We’ll have to wait at least one more day to see Starship’s second-ever flight.
SpaceX had been targeting Friday morning (Nov. 17) for the second test launch of its huge Starship rocket. But that’s no longer the plan.
“We need to replace a grid fin actuator, so launch is postponed to Saturday,” company founder and CEO Elon Musk announced today (Nov. 16) via X (formerly known as Twitter). (Grid fins are the waffle-iron-like structures on Starship’s Super Heavy first stage, which help the booster steer its way back to Earth.)
Liftoff from SpaceX’s Starbase site in South Texas is now scheduled to occur during a 20-minute window that opens Saturday at 8 a.m. EST (1300 GMT; 7 a.m. local Texas time), according to a company mission description.
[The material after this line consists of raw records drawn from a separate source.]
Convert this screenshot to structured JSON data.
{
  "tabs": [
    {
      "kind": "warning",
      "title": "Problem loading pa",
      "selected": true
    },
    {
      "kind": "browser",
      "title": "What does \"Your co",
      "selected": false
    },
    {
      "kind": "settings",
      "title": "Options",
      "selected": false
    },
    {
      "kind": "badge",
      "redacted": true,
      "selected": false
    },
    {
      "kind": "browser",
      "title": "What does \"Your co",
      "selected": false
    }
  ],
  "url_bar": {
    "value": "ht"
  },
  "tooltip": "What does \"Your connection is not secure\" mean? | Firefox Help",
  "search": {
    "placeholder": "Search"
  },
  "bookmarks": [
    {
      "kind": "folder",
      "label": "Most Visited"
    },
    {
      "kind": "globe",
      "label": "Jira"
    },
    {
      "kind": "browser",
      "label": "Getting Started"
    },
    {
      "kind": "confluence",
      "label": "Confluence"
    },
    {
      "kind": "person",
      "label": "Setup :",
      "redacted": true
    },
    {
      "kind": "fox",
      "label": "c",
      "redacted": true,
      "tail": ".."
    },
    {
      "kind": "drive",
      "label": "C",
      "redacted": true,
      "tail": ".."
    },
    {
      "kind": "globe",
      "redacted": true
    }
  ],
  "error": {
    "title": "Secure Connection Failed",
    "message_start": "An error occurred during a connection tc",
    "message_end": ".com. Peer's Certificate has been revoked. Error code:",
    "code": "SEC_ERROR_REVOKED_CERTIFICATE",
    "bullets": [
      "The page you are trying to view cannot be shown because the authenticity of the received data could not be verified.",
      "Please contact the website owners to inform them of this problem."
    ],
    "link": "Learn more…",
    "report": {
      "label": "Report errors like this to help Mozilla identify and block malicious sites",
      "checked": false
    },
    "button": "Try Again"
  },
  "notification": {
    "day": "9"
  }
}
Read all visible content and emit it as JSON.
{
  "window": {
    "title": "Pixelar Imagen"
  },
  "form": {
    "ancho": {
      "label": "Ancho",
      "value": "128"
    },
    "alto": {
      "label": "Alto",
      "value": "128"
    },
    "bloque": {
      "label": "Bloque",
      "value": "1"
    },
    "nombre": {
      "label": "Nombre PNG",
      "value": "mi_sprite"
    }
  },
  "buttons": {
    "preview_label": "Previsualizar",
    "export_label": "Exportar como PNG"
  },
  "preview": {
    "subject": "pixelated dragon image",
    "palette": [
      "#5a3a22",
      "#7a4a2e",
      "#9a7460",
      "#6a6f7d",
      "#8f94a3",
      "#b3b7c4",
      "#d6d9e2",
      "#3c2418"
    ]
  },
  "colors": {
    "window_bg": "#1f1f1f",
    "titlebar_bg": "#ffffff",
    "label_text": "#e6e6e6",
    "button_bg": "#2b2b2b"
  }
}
You can watch it live here at Space.com when the time comes.
Starship is SpaceX’s next-generation deep-space transportation system, which the company is developing to take people and cargo to the moon, Mars and beyond.
The vehicle consists of two elements, both of which are designed to be fully and rapidly reusable: The giant Super Heavy first stage and a 165-foot-tall (50 meters) upper-stage spacecraft known as Starship.
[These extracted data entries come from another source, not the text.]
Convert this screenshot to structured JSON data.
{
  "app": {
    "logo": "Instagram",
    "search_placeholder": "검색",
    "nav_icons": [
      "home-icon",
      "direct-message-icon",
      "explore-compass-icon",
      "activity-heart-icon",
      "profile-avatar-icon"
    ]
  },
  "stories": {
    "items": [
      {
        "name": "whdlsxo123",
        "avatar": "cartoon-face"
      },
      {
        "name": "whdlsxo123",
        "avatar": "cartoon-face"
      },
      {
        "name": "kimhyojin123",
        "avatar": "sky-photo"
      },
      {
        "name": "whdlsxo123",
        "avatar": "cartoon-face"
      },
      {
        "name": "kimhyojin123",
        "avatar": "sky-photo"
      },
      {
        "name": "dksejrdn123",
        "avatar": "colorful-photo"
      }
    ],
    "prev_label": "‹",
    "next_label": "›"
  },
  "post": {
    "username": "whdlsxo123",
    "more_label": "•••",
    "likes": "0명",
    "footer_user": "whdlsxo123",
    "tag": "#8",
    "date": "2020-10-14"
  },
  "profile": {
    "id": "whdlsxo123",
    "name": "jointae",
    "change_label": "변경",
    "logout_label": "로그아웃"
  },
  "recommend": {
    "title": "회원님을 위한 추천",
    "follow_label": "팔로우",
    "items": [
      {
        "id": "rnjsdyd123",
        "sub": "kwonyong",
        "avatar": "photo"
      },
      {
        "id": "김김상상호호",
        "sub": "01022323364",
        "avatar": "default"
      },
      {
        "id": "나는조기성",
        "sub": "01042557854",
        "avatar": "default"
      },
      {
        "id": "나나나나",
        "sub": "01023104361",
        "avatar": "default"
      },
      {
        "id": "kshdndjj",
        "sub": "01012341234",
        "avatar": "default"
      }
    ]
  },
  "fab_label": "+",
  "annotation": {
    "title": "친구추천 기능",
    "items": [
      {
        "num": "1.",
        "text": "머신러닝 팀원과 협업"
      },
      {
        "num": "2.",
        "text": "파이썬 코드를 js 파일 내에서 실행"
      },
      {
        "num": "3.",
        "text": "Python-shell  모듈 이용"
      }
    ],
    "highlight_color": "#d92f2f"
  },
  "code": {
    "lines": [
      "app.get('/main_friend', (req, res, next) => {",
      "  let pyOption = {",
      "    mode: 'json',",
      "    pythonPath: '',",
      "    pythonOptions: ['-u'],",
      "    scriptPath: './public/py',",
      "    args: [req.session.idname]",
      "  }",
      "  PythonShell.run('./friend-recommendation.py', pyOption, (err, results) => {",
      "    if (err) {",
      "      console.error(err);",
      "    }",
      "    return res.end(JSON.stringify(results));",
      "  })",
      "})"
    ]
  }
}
Together, the duo make the biggest and most powerful space vehicle ever built. When fully stacked, Starship stands nearly 400 feet (122 meters) tall.
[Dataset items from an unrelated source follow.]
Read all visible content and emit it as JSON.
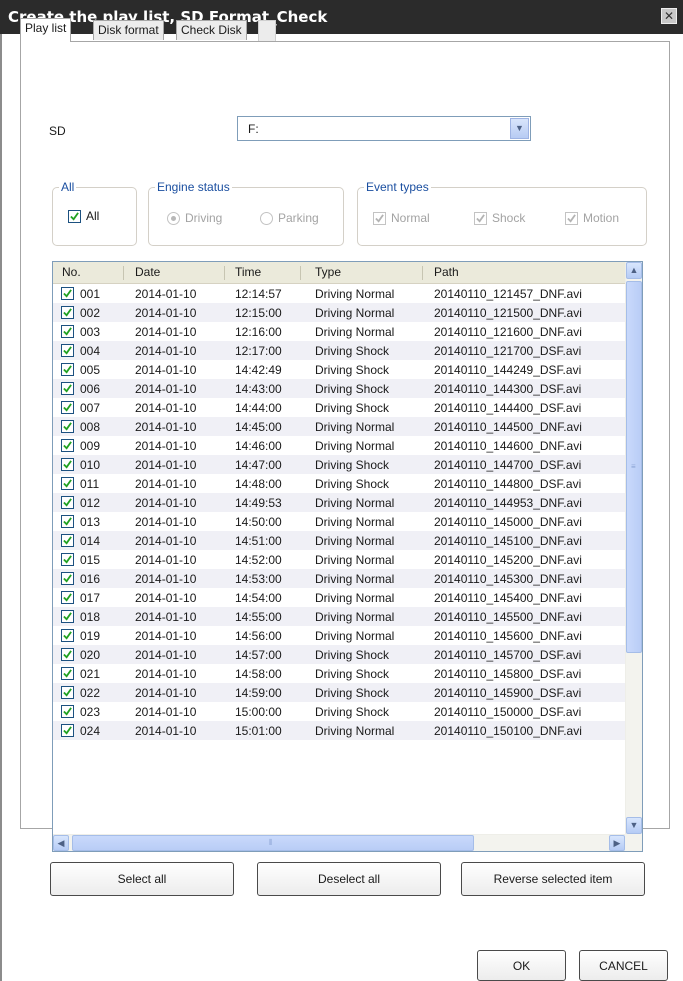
{
  "window": {
    "title": "Create the play list, SD Format_Check"
  },
  "tabs": [
    {
      "label": "Play list",
      "active": true
    },
    {
      "label": "Disk format",
      "active": false
    },
    {
      "label": "Check Disk",
      "active": false
    }
  ],
  "sd": {
    "label": "SD",
    "value": "F:"
  },
  "filters": {
    "all_group": {
      "legend": "All",
      "checkbox_label": "All",
      "checked": true
    },
    "engine_status": {
      "legend": "Engine status",
      "options": [
        "Driving",
        "Parking"
      ],
      "selected": "Driving",
      "enabled": false
    },
    "event_types": {
      "legend": "Event types",
      "options": [
        "Normal",
        "Shock",
        "Motion"
      ],
      "checked": [
        true,
        true,
        true
      ],
      "enabled": false
    }
  },
  "table": {
    "columns": [
      "No.",
      "Date",
      "Time",
      "Type",
      "Path"
    ],
    "rows": [
      {
        "no": "001",
        "date": "2014-01-10",
        "time": "12:14:57",
        "type": "Driving Normal",
        "path": "20140110_121457_DNF.avi"
      },
      {
        "no": "002",
        "date": "2014-01-10",
        "time": "12:15:00",
        "type": "Driving Normal",
        "path": "20140110_121500_DNF.avi"
      },
      {
        "no": "003",
        "date": "2014-01-10",
        "time": "12:16:00",
        "type": "Driving Normal",
        "path": "20140110_121600_DNF.avi"
      },
      {
        "no": "004",
        "date": "2014-01-10",
        "time": "12:17:00",
        "type": "Driving Shock",
        "path": "20140110_121700_DSF.avi"
      },
      {
        "no": "005",
        "date": "2014-01-10",
        "time": "14:42:49",
        "type": "Driving Shock",
        "path": "20140110_144249_DSF.avi"
      },
      {
        "no": "006",
        "date": "2014-01-10",
        "time": "14:43:00",
        "type": "Driving Shock",
        "path": "20140110_144300_DSF.avi"
      },
      {
        "no": "007",
        "date": "2014-01-10",
        "time": "14:44:00",
        "type": "Driving Shock",
        "path": "20140110_144400_DSF.avi"
      },
      {
        "no": "008",
        "date": "2014-01-10",
        "time": "14:45:00",
        "type": "Driving Normal",
        "path": "20140110_144500_DNF.avi"
      },
      {
        "no": "009",
        "date": "2014-01-10",
        "time": "14:46:00",
        "type": "Driving Normal",
        "path": "20140110_144600_DNF.avi"
      },
      {
        "no": "010",
        "date": "2014-01-10",
        "time": "14:47:00",
        "type": "Driving Shock",
        "path": "20140110_144700_DSF.avi"
      },
      {
        "no": "011",
        "date": "2014-01-10",
        "time": "14:48:00",
        "type": "Driving Shock",
        "path": "20140110_144800_DSF.avi"
      },
      {
        "no": "012",
        "date": "2014-01-10",
        "time": "14:49:53",
        "type": "Driving Normal",
        "path": "20140110_144953_DNF.avi"
      },
      {
        "no": "013",
        "date": "2014-01-10",
        "time": "14:50:00",
        "type": "Driving Normal",
        "path": "20140110_145000_DNF.avi"
      },
      {
        "no": "014",
        "date": "2014-01-10",
        "time": "14:51:00",
        "type": "Driving Normal",
        "path": "20140110_145100_DNF.avi"
      },
      {
        "no": "015",
        "date": "2014-01-10",
        "time": "14:52:00",
        "type": "Driving Normal",
        "path": "20140110_145200_DNF.avi"
      },
      {
        "no": "016",
        "date": "2014-01-10",
        "time": "14:53:00",
        "type": "Driving Normal",
        "path": "20140110_145300_DNF.avi"
      },
      {
        "no": "017",
        "date": "2014-01-10",
        "time": "14:54:00",
        "type": "Driving Normal",
        "path": "20140110_145400_DNF.avi"
      },
      {
        "no": "018",
        "date": "2014-01-10",
        "time": "14:55:00",
        "type": "Driving Normal",
        "path": "20140110_145500_DNF.avi"
      },
      {
        "no": "019",
        "date": "2014-01-10",
        "time": "14:56:00",
        "type": "Driving Normal",
        "path": "20140110_145600_DNF.avi"
      },
      {
        "no": "020",
        "date": "2014-01-10",
        "time": "14:57:00",
        "type": "Driving Shock",
        "path": "20140110_145700_DSF.avi"
      },
      {
        "no": "021",
        "date": "2014-01-10",
        "time": "14:58:00",
        "type": "Driving Shock",
        "path": "20140110_145800_DSF.avi"
      },
      {
        "no": "022",
        "date": "2014-01-10",
        "time": "14:59:00",
        "type": "Driving Shock",
        "path": "20140110_145900_DSF.avi"
      },
      {
        "no": "023",
        "date": "2014-01-10",
        "time": "15:00:00",
        "type": "Driving Shock",
        "path": "20140110_150000_DSF.avi"
      },
      {
        "no": "024",
        "date": "2014-01-10",
        "time": "15:01:00",
        "type": "Driving Normal",
        "path": "20140110_150100_DNF.avi"
      }
    ]
  },
  "list_buttons": {
    "select_all": "Select all",
    "deselect_all": "Deselect all",
    "reverse": "Reverse selected item"
  },
  "dialog_buttons": {
    "ok": "OK",
    "cancel": "CANCEL"
  },
  "icons": {
    "close": "close-icon",
    "dropdown": "chevron-down-icon",
    "check": "check-icon"
  },
  "colors": {
    "titlebar": "#2b2b2b",
    "group_legend": "#1b4fa0",
    "check": "#21a121",
    "scroll_accent": "#b9cdf6"
  }
}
A fully stacked Starship has flown just once to date, on an April 20 test flight from Starbase that aimed to send the upper stage partway around Earth. Splashdown was targeted for the Pacific Ocean near Hawaii, but the upper stage never got to fly freely; it failed to separate from Super Heavy, and SpaceX detonated the vehicle high above the Gulf of Mexico four minutes after liftoff.